Light is particularly important for the human organism. This is noticeable above all during the dark winter months when there is less daylight – which often leads to depressed moods. Even a long working day under artificial light can have a tiring effect. The less daylight there is, the more the light levels drop at the workplace and hence the ability to concentrate. Science has found solutions for this, which are now also being applied in practice.
The colour of the light plays an important role for the day-night rhythm of humans. So-called photosensitive ganglion cells are found in the retina of the eye, which transmit the information absorbed by the eye to the brain. Light in the blue area of the visible spectrum can be absorbed particularly well by the cells. Blue light leads to a reduction in the production of the sleep hormone, melatonin, which means we stay awake longer and can concentrate better. Conversely, red light leads to the body preparing itself for the resting phase and sleep.

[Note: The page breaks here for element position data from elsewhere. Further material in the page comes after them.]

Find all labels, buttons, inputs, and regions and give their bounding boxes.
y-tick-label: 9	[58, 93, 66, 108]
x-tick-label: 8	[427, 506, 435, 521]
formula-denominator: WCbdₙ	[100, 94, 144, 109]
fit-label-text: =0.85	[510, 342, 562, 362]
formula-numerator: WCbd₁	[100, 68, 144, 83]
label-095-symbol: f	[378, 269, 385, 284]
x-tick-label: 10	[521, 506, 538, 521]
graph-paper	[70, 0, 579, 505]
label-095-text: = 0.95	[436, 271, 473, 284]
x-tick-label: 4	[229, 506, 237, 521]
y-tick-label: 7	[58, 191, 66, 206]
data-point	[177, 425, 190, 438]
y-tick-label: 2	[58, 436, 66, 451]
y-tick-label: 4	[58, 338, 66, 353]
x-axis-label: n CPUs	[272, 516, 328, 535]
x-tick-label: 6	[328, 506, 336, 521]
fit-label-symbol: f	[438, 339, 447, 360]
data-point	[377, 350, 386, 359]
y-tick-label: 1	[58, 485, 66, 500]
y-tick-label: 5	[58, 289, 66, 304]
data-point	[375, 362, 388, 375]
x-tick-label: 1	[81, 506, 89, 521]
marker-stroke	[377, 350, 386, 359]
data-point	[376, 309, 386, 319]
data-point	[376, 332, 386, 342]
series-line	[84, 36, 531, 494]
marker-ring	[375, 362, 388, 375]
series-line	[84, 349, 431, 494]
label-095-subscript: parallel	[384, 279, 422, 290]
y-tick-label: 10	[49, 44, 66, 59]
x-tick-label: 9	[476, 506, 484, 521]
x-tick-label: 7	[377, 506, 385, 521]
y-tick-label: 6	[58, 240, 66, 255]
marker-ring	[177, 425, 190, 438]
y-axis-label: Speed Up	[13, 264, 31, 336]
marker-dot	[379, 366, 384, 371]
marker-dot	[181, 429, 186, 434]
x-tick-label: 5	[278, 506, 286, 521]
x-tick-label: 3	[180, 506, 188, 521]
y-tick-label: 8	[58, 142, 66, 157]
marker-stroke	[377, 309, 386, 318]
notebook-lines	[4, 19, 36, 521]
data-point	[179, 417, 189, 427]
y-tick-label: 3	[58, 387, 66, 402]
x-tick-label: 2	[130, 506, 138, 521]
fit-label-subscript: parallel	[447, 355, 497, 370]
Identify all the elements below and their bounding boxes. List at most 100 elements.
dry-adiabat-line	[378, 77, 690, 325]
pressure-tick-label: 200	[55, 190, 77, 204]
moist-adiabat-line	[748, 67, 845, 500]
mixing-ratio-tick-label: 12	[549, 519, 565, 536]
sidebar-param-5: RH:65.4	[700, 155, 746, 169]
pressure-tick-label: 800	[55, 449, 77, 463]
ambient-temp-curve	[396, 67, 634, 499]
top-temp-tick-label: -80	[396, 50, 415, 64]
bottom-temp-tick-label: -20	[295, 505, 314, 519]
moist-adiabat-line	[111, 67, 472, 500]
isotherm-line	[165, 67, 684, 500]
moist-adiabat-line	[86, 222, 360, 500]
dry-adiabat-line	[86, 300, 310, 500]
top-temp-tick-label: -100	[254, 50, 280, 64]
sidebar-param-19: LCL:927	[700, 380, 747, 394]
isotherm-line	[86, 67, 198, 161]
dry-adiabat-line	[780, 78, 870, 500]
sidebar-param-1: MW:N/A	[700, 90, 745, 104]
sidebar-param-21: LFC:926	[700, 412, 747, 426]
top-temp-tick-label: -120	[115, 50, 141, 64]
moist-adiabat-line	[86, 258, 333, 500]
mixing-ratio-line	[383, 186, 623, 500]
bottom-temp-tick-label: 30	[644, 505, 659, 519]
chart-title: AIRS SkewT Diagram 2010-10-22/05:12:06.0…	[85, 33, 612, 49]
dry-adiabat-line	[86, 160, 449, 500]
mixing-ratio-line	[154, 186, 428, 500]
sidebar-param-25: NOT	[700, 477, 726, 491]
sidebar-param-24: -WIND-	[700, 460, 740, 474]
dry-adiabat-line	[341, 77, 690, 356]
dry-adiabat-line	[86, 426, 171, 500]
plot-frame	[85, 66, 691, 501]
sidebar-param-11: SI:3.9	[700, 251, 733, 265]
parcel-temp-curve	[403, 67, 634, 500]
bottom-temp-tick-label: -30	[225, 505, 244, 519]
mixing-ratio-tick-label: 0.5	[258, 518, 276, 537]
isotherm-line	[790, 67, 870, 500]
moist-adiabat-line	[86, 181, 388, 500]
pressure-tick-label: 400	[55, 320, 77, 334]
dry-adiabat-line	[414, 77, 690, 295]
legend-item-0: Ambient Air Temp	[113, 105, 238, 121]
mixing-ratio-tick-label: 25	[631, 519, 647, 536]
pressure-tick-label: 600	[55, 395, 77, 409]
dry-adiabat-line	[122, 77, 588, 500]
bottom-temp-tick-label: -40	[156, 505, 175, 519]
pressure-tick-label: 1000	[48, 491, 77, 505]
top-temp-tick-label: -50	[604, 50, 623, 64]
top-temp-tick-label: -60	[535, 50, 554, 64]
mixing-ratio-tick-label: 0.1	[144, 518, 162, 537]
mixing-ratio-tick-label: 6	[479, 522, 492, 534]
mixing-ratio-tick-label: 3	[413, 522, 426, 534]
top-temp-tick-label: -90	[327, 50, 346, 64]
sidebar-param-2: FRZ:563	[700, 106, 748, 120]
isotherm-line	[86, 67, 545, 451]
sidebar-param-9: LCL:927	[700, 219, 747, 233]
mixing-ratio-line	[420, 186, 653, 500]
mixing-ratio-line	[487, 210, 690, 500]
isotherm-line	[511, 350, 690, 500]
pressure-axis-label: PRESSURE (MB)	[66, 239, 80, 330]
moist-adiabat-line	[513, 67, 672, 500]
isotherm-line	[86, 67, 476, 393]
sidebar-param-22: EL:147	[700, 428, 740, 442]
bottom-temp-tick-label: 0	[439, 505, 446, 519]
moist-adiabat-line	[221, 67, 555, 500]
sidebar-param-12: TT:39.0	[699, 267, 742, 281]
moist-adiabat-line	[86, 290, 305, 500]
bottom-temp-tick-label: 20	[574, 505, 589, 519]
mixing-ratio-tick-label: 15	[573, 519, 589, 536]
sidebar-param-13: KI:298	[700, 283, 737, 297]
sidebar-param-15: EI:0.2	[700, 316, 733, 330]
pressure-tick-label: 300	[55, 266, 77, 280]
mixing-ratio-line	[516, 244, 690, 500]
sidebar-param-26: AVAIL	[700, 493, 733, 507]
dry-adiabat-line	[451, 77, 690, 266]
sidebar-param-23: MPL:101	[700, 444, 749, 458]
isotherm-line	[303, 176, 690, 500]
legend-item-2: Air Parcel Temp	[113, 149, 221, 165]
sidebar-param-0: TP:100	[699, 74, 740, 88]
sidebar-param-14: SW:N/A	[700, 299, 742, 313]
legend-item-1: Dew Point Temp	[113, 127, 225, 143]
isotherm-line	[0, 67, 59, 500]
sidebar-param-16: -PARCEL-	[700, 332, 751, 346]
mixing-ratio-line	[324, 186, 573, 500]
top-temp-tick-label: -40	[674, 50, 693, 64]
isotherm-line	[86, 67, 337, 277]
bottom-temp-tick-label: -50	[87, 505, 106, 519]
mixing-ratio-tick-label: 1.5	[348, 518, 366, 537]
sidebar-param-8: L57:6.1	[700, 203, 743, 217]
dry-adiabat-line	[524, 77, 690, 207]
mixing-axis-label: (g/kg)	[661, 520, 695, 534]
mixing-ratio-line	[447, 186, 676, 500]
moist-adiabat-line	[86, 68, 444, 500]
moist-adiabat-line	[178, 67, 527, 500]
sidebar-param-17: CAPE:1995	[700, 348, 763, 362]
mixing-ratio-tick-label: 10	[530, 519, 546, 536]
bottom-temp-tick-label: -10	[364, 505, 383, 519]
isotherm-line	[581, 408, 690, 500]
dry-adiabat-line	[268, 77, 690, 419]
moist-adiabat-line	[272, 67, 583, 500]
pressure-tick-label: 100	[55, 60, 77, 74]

Lighting influences biorhythms
How these findings can help in the daily work routine is shown by the example of the Festo Technology Plant in Ostfildern-Scharnhausen. There, in cooperation with the Fraunhofer IAO, a health-promoting lighting concept has been implemented. It is based on natural solar irradiation, which, over the course of a day, shifts from cool, blue to warm, red light.
Production employees who work in shifts thus find the right light intensity that corresponds to their natural biorhythms for the given time of day. Thanks to the increased red light towards the end of the day, the workers thus find it easier to sleep at home after the late shift.
Besides the colour of light, the brightness can also have effects on the human organism.
Dr. Max Kaplan, President of the Bavarian State Medical Association and former GP, for example, deals with this phenomenon. According to Dr. Kaplan, a consistent level of brightness has a positive effect on concentration at the workplace. For this reason he had around 700 LED pendant lights installed in the Munich offices of the State Medical Association. These provide a consistent brightness of 500 lux to all workstations and at the same time consume much less energy than conventional lamps.
The principle is simple: as soon as it get brighter outside, the LEDs shine less brightly, whilst they are intensified by control systems when it gets darker.